⚠ Educational only. TaxPlain does not provide tax, legal, or financial advice. Always consult a qualified tax professional about your specific situation.
What this notice is
IRS Notice CP90 is one of the most serious collection letters the IRS sends. It means the IRS intends to levy (seize) your assets to collect unpaid taxes and is giving you formal notice of your right to request a hearing before they do it.
In plain English: the IRS believes you still owe back taxes after previous notices, and they are now preparing to take money directly from your paycheck, bank account, state refund, or other property if you do not act quickly.
CP90 is not the actual levy yet — but it is the final warning immediately before aggressive collection action begins.
Why this matters
⚠ Serious collection stage
CP90 usually means your account has already gone through multiple earlier IRS notices like CP14, CP501, CP503, or CP504.
⚠ Levy risk
If ignored, the IRS can garnish wages, freeze bank accounts, take future refunds, or seize certain assets after the deadline passes.
📅 Critical deadline
You generally have 30 days from the date on the CP90 notice to request a Collection Due Process (CDP) hearing. Missing this deadline can remove important appeal rights and allow the IRS to move forward with levy action.
What the IRS is saying
Breaking down the CP90
The notice usually contains several key pieces of information:
Total balance owed — Your unpaid tax, plus penalties and interest that continue growing daily.
Tax years involved — The exact years the IRS says still have unpaid balances.
Intent to levy — The IRS formally warning that it may seize wages, bank funds, or other assets.
Collection Due Process rights — Your legal right to request an independent appeal hearing before levy action begins.
Payment options — Instructions for paying in full, requesting a payment plan, or contacting the IRS.
Response deadline — The date by which you must act to preserve appeal rights.
What the IRS can levy
If the issue is not resolved, the IRS may legally take money or property through levy action. Common levy targets include:
Wages — Continuous wage garnishment from your employer.
Bank accounts — Frozen bank funds that can later be sent to the IRS.
State tax refunds — Future refunds applied toward your balance.
Social Security benefits — Partial federal payment offsets.
Business income — Accounts receivable or merchant payment seizures.
Certain property — In severe cases, vehicles, real estate, or other assets.
Common mistakes to avoid
⚠ Ignoring the notice
Many people freeze because the letter sounds scary. But ignoring CP90 is usually the worst move. The IRS often becomes more flexible when you respond before levy action starts.
⚠ Missing the 30-day hearing deadline
Requesting a Collection Due Process hearing within the deadline can temporarily stop levy action while your case is reviewed.

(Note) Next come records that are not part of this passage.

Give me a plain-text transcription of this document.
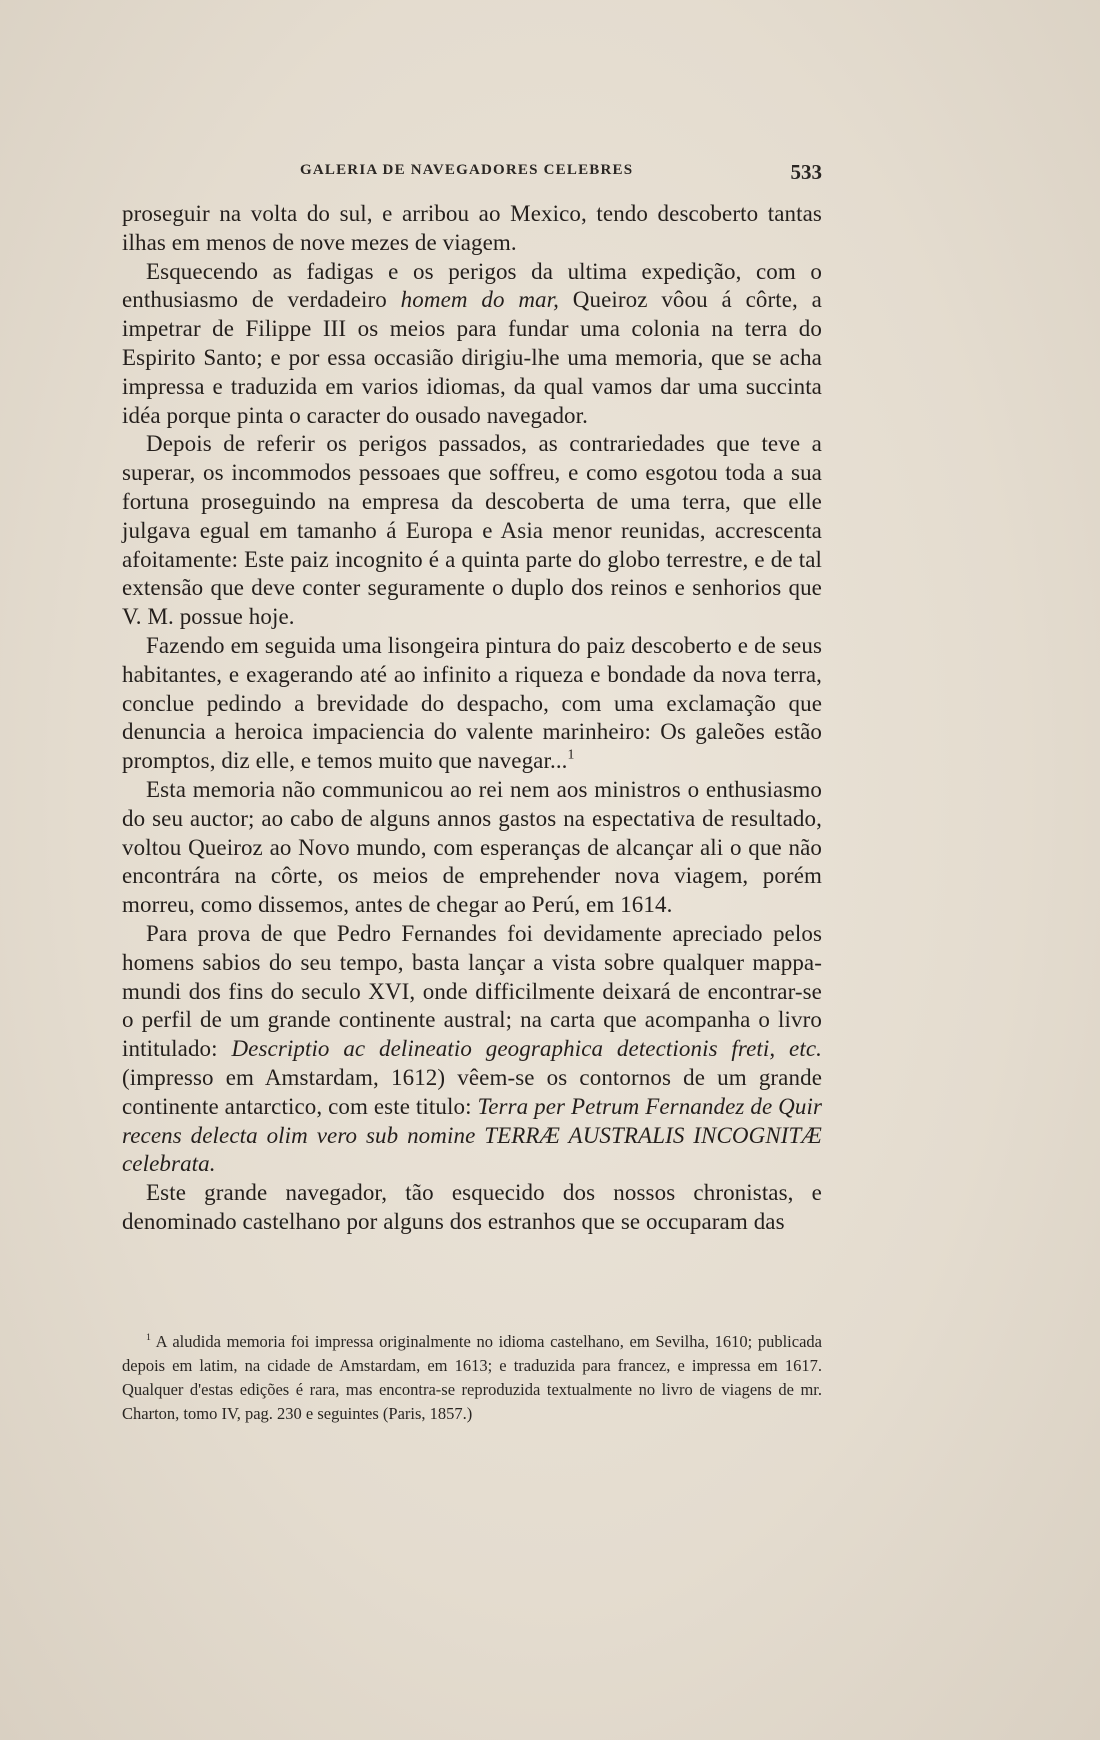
GALERIA DE NAVEGADORES CELEBRES	533

proseguir na volta do sul, e arribou ao Mexico, tendo descoberto tantas ilhas em menos de nove mezes de viagem.

Esquecendo as fadigas e os perigos da ultima expedição, com o enthusiasmo de verdadeiro homem do mar, Queiroz vôou á côrte, a impetrar de Filippe III os meios para fundar uma colonia na terra do Espirito Santo; e por essa occasião dirigiu-lhe uma memoria, que se acha impressa e traduzida em varios idiomas, da qual vamos dar uma succinta idéa porque pinta o caracter do ousado navegador.

Depois de referir os perigos passados, as contrariedades que teve a superar, os incommodos pessoaes que soffreu, e como esgotou toda a sua fortuna proseguindo na empresa da descoberta de uma terra, que elle julgava egual em tamanho á Europa e Asia menor reunidas, accrescenta afoitamente: Este paiz incognito é a quinta parte do globo terrestre, e de tal extensão que deve conter seguramente o duplo dos reinos e senhorios que V. M. possue hoje.

Fazendo em seguida uma lisongeira pintura do paiz descoberto e de seus habitantes, e exagerando até ao infinito a riqueza e bondade da nova terra, conclue pedindo a brevidade do despacho, com uma exclamação que denuncia a heroica impaciencia do valente marinheiro: Os galeões estão promptos, diz elle, e temos muito que navegar...$^1$

Esta memoria não communicou ao rei nem aos ministros o enthusiasmo do seu auctor; ao cabo de alguns annos gastos na espectativa de resultado, voltou Queiroz ao Novo mundo, com esperanças de alcançar ali o que não encontrára na côrte, os meios de emprehender nova viagem, porém morreu, como dissemos, antes de chegar ao Perú, em 1614.

Para prova de que Pedro Fernandes foi devidamente apreciado pelos homens sabios do seu tempo, basta lançar a vista sobre qualquer mappa-mundi dos fins do seculo XVI, onde difficilmente deixará de encontrar-se o perfil de um grande continente austral; na carta que acompanha o livro intitulado: Descriptio ac delineatio geographica detectionis freti, etc. (impresso em Amstardam, 1612) vêem-se os contornos de um grande continente antarctico, com este titulo: Terra per Petrum Fernandez de Quir recens delecta olim vero sub nomine TERRÆ AUSTRALIS INCOGNITÆ celebrata.

Este grande navegador, tão esquecido dos nossos chronistas, e denominado castelhano por alguns dos estranhos que se occuparam das

$^1$ A aludida memoria foi impressa originalmente no idioma castelhano, em Sevilha, 1610; publicada depois em latim, na cidade de Amstardam, em 1613; e traduzida para francez, e impressa em 1617. Qualquer d'estas edições é rara, mas encontra-se reproduzida textualmente no livro de viagens de mr. Charton, tomo IV, pag. 230 e seguintes (Paris, 1857.)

⚠ Assuming you have no options
Even if you cannot pay in full, the IRS may approve installment agreements, hardship status, or settlement programs depending on your situation.
⚠ Throwing away IRS mail
Earlier IRS notices often contain deadlines and rights that become harder to recover once missed. Always open every IRS letter immediately.
What to do right now
Do not panic — but do not delay. First, verify the balance and tax years listed on the notice. Then decide whether you can pay in full, need a payment plan, or should request a Collection Due Process hearing before the deadline expires. If the amount is large, you are self-employed, or the IRS is threatening wage or bank levies, this is the point where hiring a CPA, enrolled agent, or tax attorney becomes extremely valuable.
Questions to ask a tax professional
01
Should I request a Collection Due Process hearing before the deadline?
02
Am I eligible for an installment agreement or hardship status?
03
Can any penalties or interest be reduced or removed?
04
Is the IRS balance accurate, and were all payments properly credited?
05
Is the IRS close to the collection statute expiration date?
06
What assets or income streams are most at risk of levy?

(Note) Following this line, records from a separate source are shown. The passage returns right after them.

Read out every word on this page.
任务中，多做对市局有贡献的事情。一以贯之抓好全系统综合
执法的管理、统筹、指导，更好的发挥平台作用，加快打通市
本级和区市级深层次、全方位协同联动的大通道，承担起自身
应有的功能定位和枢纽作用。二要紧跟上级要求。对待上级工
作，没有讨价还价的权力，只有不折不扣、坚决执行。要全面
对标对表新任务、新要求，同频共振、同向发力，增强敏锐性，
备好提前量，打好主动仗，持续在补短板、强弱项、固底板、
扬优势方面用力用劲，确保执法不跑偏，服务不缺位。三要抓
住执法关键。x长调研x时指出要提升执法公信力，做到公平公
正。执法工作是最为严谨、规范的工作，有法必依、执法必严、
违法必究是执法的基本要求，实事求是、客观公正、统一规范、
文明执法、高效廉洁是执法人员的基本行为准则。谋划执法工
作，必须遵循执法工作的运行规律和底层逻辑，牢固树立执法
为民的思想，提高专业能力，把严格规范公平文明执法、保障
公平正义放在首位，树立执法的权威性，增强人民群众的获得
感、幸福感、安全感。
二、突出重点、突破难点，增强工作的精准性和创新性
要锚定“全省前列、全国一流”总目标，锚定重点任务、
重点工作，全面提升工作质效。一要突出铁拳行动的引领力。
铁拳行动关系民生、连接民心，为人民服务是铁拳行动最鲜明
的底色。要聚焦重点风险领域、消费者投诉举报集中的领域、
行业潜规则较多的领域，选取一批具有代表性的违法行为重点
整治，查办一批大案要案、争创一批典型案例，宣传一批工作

Frequently asked questions
Is CP90 worse than CP504?
Generally yes. CP504 warns about possible levy action, especially against state tax refunds. CP90 is a more formal final notice that includes Collection Due Process appeal rights before broader levy action can begin.
Can the IRS really take money from my bank account?
Yes. If levy action proceeds, the IRS can freeze funds in your bank account. Banks usually hold the money temporarily before sending it to the IRS, which creates a short window to resolve the issue.
What is a Collection Due Process hearing?
It's an independent IRS appeals process where you can challenge the collection action or propose alternatives like payment plans, hardship status, or offers in compromise.
Can I stop a wage garnishment after CP90?
Often yes — especially if you act before the levy begins. Payment agreements, hardship determinations, or timely appeals may prevent or release garnishments.
What happens if I already missed the 30-day deadline?
You may lose formal Collection Due Process rights, but you can still contact the IRS to request payment arrangements or alternative appeals. The sooner you act, the better your options usually are.